Conseils d’adaptation:

«En fait, je n’avais pas réalisé que je regrettais ma vie jusqu’à récemment. Je le fais depuis avant que je sois effectivement diagnostiqué mais je ne l’avais pas réalisé du tout. Je pense juste se rendant compte que le sentiment  est la  douleur est un bon point de départ. Au lieu de me sentir triste et vaincu à propos de tout ce que je pouvais faire auparavant, je peux maintenant penser: «Merci mon esprit de me rappeler à quel point mon indépendance est importante. Cependant, ____, ____ et ____ sont comme je suis toujours indépendant. Je n’ai pas arrêté! Et ça aide. »- Paige W.

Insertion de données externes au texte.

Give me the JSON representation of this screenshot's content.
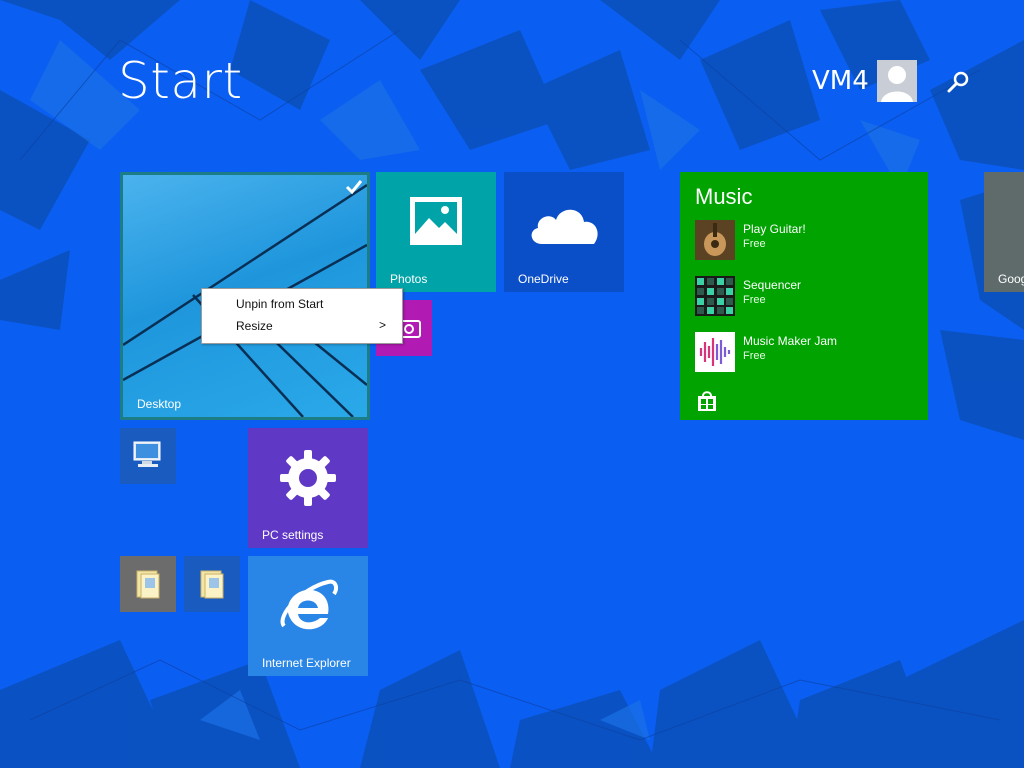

«Je pleure« l’ancien moi »car il se faufile souvent sur moi tous les jours. Ma maladie chronique a eu un impact sur ma carrière et je suis actuellement incapable de travailler. Lorsque je me surprends à entrer dans un moment de chagrin, je reconnais le sentiment puis je recherche les choses positives qui se passent dans ma vie à ce moment-là. La reconnaissance, même dans les petites choses, m’aide à surmonter les sentiments difficiles associés aux maladies chroniques. »- Angela M.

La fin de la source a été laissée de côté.